Durch ihn, den einfachen Arbeiter, der vielleicht den Menschen in Nazaret ihre einfachen Möbelstücke gezimmert oder ihre bäuerlichen Geräte angefertigt und repariert hatte, bekam die Arbeit eine ganz neue Würde. Wenn auch aus der Sünde Adams die Mühsal der Arbeit entstanden war (Gen 3,19: “Im Schweiße deines Angesichts sollst du dein Brot essen"), so gehörte nun Jesus, der Sohn Gottes, der Arbeitswelt in ganz neuer, veredelnder Weise an - eben durch Josef, den Arbeiter, der Jesus das Umfeld dafür bot. So “ist die Arbeit in das Geheimnis der Menschwerdung aufgenommen und zum Werkzeug der Erlösung geworden" (Johannes Paul II.).
Die tiefe, so lange andauernde Vertrautheit des heiligen Josef mit Maria und Jesus ist selbstverständlich auch für unser eigenes Leben wegweisend, wie der heilige Josef überhaupt in seinem Hören auf Gottes Eingebungen ein großes persönliches Vorbild für jeden Vater, für jeden Mann sein müßte.
Nicht zufällig bezeichnete Papst Leo XIII. die Heilige Familie, der der heilige Josef vorstand, als die “Keimzelle der Kirche". Aber jede Familie ist im eigentlichen eine Keimzelle - sowohl für die Gesellschaft als auch für die Kirche, den Leib Christi. Es ist wahrlich eine große Verantwortung, die auf einem Familienvater lastet; und es ist nicht leicht, ein Mann zu sein.

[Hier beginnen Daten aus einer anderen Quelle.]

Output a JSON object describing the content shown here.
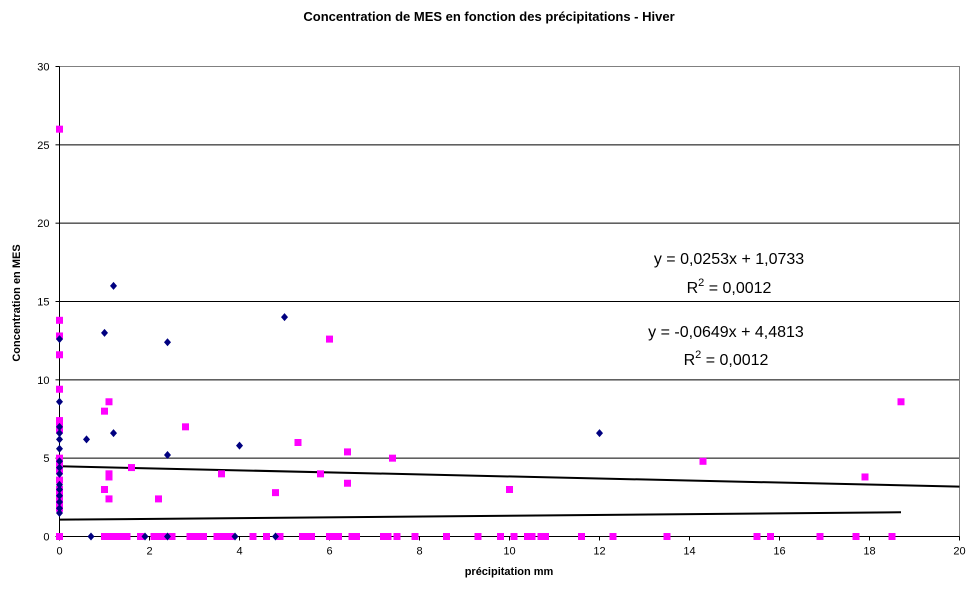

Wie gut ist es da, sich am heiligen Josef zu orientieren - an seiner Liebe zu Maria und zu Jesus, an seiner tiefen Frömmigkeit, wofür sein ganzes Verhalten zeugt. Dieser große Heilige ist auch ein Beispiel dafür, daß Gott alle Hilfen und Gnaden, die erforderlich sind, schenkt, wenn Er einen Menschen zu einer hohen Aufgabe beruft; das ist eine Tatsache, die sich in hohem Grad am heiligen Josef bewahrheitet hat (nach Bernhardin von Siena).
Berufen ist wohl jeder Mensch - zur Heiligkeit und dazu, durch sein Leben die Welt ein klein wenig besser zu hinterlassen, als er sie vorgefunden hat. Nehmen wir uns für unser Leben, für unsere Berufung - welche es im besonderen auch sei - den heiligen Josef zum Vorbild. Wir können kaum etwas Besseres machen.